DJ Arruda ’16 / Emertainment Monthly Staff Writer
Bioshock Infinite: Burial at Sea – Episode II stands as the end of the BioShock series as we know it.
On a story level it completely ties together the entire BioShock series into one cohesive, beautiful, and haunting ending. On an industry level, it’s the last piece of content to be made by Irrational Games, which was revealed to be closing just a few weeks ago (as reported on by Emertainment Monthly here), and thus serves as the end of BioShock as the we know it. And for gamers it brings an end to one of the most amazing stories told in any medium, a bittersweet farewell that can resonate for some as just the end of a favorite series, and for others as the last piece of content they will play on this console generation before moving onto the next one. This multi-layered significance plays into the overall themes of the series itself, and is experienced by the player throughout the DLC.

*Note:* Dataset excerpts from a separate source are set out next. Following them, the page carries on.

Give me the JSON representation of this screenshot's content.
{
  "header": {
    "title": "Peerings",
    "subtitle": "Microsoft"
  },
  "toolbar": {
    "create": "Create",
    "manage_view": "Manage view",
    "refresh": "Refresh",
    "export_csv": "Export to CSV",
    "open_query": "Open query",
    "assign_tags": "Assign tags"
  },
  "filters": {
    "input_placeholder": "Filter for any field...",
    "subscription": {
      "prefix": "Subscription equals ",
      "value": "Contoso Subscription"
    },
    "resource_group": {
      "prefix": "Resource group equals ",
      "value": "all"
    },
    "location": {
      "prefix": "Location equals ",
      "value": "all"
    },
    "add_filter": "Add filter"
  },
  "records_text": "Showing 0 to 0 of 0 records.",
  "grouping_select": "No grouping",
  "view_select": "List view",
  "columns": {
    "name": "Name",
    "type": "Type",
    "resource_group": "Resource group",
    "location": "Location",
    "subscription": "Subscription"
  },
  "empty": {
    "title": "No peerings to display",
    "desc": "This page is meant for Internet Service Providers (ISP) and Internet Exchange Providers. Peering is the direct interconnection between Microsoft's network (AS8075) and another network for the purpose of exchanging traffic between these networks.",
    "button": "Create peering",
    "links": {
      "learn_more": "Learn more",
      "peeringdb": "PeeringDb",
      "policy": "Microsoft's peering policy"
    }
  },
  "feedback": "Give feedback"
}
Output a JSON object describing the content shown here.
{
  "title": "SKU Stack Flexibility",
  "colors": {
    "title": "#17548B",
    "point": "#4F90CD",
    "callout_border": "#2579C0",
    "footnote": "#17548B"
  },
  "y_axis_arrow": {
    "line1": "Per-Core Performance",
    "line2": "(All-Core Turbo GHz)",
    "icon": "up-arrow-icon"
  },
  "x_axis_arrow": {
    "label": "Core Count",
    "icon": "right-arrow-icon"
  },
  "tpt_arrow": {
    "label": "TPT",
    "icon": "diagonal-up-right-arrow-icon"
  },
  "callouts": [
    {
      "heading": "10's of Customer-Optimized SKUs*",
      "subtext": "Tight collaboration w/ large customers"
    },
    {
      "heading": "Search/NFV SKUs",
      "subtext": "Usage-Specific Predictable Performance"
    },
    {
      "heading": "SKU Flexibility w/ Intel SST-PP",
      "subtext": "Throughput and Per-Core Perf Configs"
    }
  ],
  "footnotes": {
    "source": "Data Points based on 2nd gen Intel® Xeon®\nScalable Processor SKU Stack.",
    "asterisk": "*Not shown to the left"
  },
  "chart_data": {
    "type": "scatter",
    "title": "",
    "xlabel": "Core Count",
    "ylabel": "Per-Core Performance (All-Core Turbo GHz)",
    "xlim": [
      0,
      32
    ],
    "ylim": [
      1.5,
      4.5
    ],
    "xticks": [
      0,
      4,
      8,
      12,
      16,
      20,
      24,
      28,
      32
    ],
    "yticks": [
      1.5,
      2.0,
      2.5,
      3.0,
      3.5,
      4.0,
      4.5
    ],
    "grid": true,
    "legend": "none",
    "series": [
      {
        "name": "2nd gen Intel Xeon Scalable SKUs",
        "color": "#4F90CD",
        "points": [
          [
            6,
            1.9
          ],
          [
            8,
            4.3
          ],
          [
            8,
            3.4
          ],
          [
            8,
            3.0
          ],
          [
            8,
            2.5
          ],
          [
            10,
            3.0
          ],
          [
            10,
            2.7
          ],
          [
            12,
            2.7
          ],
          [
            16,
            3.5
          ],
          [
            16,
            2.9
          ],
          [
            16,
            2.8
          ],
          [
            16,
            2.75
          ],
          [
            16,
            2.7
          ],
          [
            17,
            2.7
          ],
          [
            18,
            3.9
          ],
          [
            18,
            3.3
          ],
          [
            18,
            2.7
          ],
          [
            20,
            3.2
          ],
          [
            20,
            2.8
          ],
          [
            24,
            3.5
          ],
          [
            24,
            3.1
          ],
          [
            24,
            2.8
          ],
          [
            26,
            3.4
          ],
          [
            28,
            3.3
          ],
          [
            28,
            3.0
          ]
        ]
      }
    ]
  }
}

This final piece of content picks up immediately after the end of the first part of the DLC, putting players into the shoes of Elizabeth for the first (and probably last) time. It is fitting that players finally get the chance to see the world through their beloved companion’s eyes instead of just catching ammo or a coin from her, and Irrational truly manages to make her unique and distinct from Booker. The story in this campaign takes players through more familiar sights from Rapture, again beautifully recreated in the Infinite engine, and puts an emphasis on stealth absent from the main game and first part of the DLC.
This distinction plays into the narrative and gameplay and allows a new way to play the series, a Thief-esque focus on sneaking around or knocking out enemies as opposed to decapitating them with a Skyhook. This new emphasis is fresh and rewarding, and there’s even a new 1998 mode that only allows for stealth and non-lethal means to go along with the main game’s already super hard 1999 mode. A new crossbow allows Elizabeth to tranquilize, gas, and distract splicers with a variety of different bolts, and new plasmids such as the Peeping Tom allow her to turn invisible and see enemies through walls, all of which add to this new style of play.
The gameplay is solid as ever, and definitely still BioShock, yet this new way to approach sticky situations makes the DLC new enough to prevent a stale end to the series. It’s good that DLC should extend the core gameplay of the original game in new and exciting ways, while also adding to the story in a meaningful and impactful way, which this one does on both counts. The story itself involves Elizabeth attempting to rescue Sally, a Little Sister kidnapped by Atlas, and there are plenty of familiar faces from both games to make the connections solid.
The opening of the episode provides a surprising change of setting, as does another twist along the way. The levels are beautifully created and serve as visual juxtapositions to one another. The quantum based craziness reminiscent of Stephen King’s The Dark Tower series of both the main game and first DLC allows for many crossovers and questions to be answered about just how Columbia and Rapture are related, and even if some of them are superfluous they add to the world and further solidify the genius of the writers in making these plot threads connect. Similar to the epilogue of the great TV series Lost, there are still some questions left unanswered by the time the DLC ends, but those questions are not as important as getting a concrete resolution to the ambitious story that started all the way back in 2007.
The ending scenes will haunt players long after they have played the DLC, and definitely inspire a replay of the games all over again. The familiarity of splicers, the audio logs and dark dreary gloom of a fallen underwater utopia all come roaring back for the finale. Clocking in at around three to five hours (give or take play style and exploration), this DLC takes the time to walk the player though the story’s end and show off all the new features. A decent achievement list will ensure you get all the collectibles and fully experience the new items, and the variety of difficulties and options allow the player to enjoy the end of the ride as they see fit. Irrational pulled no punches in crafting this final DLC, and it is clearly a labor of love and a somber farewell to their child series.
Whether or not BioShock continues as a series, it will not be able to compare nor expand on the original games. We may never know if the circle will be unbroken, but it comes around in this episode and the story of Booker and Elizabeth lives on in our hearts. Would you kindly pick up this episode and bid farewell to one of gaming’s best?